But Transportation Secretary Norman Mineta told the 10-member panel investigating the Sept. 11 attacks that the federal government was caught unawares and had not anticipated such an attack.

"I don't think we ever thought of an aircraft being used as a missile," he said, acknowledging that the United States was unprepared.

During two days of hearings, some commission members argued there were plenty of indications that terrorists were planning a major attack against this country in the months before Sept. 11. These members said they were stunned by Mineta's comments and by how they conflicted with other testimony.

A security inspector with the Transportation Security Administration told the commission Thursday that undercover tests he had conducted revealed persistent, egregious weaknesses in airport security systems.

"Although we breached security with ridiculous ease up to 90 percent of the time, the FAA suppressed these warnings," said Bogdan Dzakovic, who became a Federal Aviation Administration whistleblower one month after Sept. 11.

Dzakovic called the state of airline security "unsafe" and said his "Red Team" of undercover security agents were frequently able to smuggle bombs and firearms aboard airplanes. After he informed the FAA of these security lapses, Dzakovic says, little was done to fix the problem.

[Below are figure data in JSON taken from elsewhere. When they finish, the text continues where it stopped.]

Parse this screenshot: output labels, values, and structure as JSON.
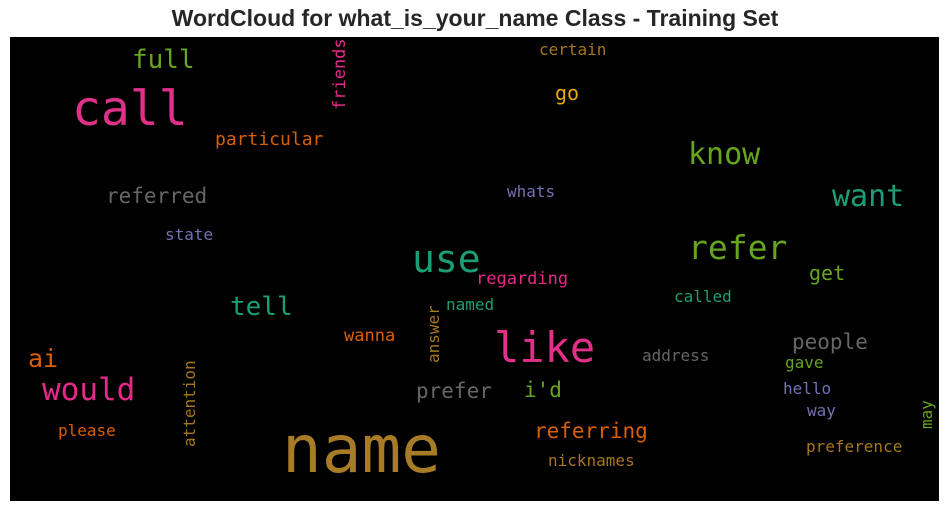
{
  "chart_data": {
    "type": "wordcloud",
    "title": "WordCloud for what_is_your_name Class - Training Set",
    "background": "#000000",
    "palette": "Dark2",
    "words": [
      {
        "text": "name",
        "color": "#a87b26",
        "orientation": "horizontal"
      },
      {
        "text": "call",
        "color": "#e0318a",
        "orientation": "horizontal"
      },
      {
        "text": "like",
        "color": "#e0318a",
        "orientation": "horizontal"
      },
      {
        "text": "use",
        "color": "#1b9e77",
        "orientation": "horizontal"
      },
      {
        "text": "refer",
        "color": "#66a61e",
        "orientation": "horizontal"
      },
      {
        "text": "would",
        "color": "#e7298a",
        "orientation": "horizontal"
      },
      {
        "text": "know",
        "color": "#66a61e",
        "orientation": "horizontal"
      },
      {
        "text": "want",
        "color": "#1b9e77",
        "orientation": "horizontal"
      },
      {
        "text": "full",
        "color": "#66a61e",
        "orientation": "horizontal"
      },
      {
        "text": "tell",
        "color": "#1b9e77",
        "orientation": "horizontal"
      },
      {
        "text": "ai",
        "color": "#d95f02",
        "orientation": "horizontal"
      },
      {
        "text": "referring",
        "color": "#d95f02",
        "orientation": "horizontal"
      },
      {
        "text": "referred",
        "color": "#666666",
        "orientation": "horizontal"
      },
      {
        "text": "people",
        "color": "#666666",
        "orientation": "horizontal"
      },
      {
        "text": "prefer",
        "color": "#666666",
        "orientation": "horizontal"
      },
      {
        "text": "i'd",
        "color": "#66a61e",
        "orientation": "horizontal"
      },
      {
        "text": "go",
        "color": "#e6ab02",
        "orientation": "horizontal"
      },
      {
        "text": "get",
        "color": "#66a61e",
        "orientation": "horizontal"
      },
      {
        "text": "particular",
        "color": "#d95f02",
        "orientation": "horizontal"
      },
      {
        "text": "regarding",
        "color": "#e7298a",
        "orientation": "horizontal"
      },
      {
        "text": "called",
        "color": "#1b9e77",
        "orientation": "horizontal"
      },
      {
        "text": "wanna",
        "color": "#d95f02",
        "orientation": "horizontal"
      },
      {
        "text": "nicknames",
        "color": "#a6761d",
        "orientation": "horizontal"
      },
      {
        "text": "preference",
        "color": "#a6761d",
        "orientation": "horizontal"
      },
      {
        "text": "please",
        "color": "#d95f02",
        "orientation": "horizontal"
      },
      {
        "text": "certain",
        "color": "#a6761d",
        "orientation": "horizontal"
      },
      {
        "text": "whats",
        "color": "#7570b3",
        "orientation": "horizontal"
      },
      {
        "text": "state",
        "color": "#7570b3",
        "orientation": "horizontal"
      },
      {
        "text": "named",
        "color": "#1b9e77",
        "orientation": "horizontal"
      },
      {
        "text": "address",
        "color": "#666666",
        "orientation": "horizontal"
      },
      {
        "text": "gave",
        "color": "#66a61e",
        "orientation": "horizontal"
      },
      {
        "text": "hello",
        "color": "#7570b3",
        "orientation": "horizontal"
      },
      {
        "text": "way",
        "color": "#7570b3",
        "orientation": "horizontal"
      },
      {
        "text": "friends",
        "color": "#e7298a",
        "orientation": "vertical"
      },
      {
        "text": "answer",
        "color": "#a6761d",
        "orientation": "vertical"
      },
      {
        "text": "attention",
        "color": "#a6761d",
        "orientation": "vertical"
      },
      {
        "text": "may",
        "color": "#66a61e",
        "orientation": "vertical"
      }
    ]
  }
}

Officials defending the agency's actions contend that many of Dzakovic's recommendations were implemented and that his Red Team was simply not told the changes had been made.

Despite often-conflicting testimony at the hearings, commission chairman Thomas Kean, a former New Jersey governor, said the panel gained considerable insight into how the attacks occurred. "We've certainly learned about the failures of the system on 9/11," he said.

The National Commission on Terrorist Attacks Upon the United States was created in November. Its hearings this week marked the panel's second such public session. Nearly two months ago in New York the commission heard from the families of the attacks' victims.

On Thursday, the members of Congress who helped create the commission complained that the Bush administration is not being forthcoming with information the panel needs for its fact-finding mission.

"I hope the administration will not abuse the principle of executive privilege to deny the commission the critical repository of day-to-day activity on issues related to the terrorist attacks," said Sen. John McCain (R-Ariz.).

Commission members acknowledged that they were having trouble getting some information, but expressed confidence that they eventually would get the documents they requested.

The commission is required by law to complete its investigation by May 27, 2004.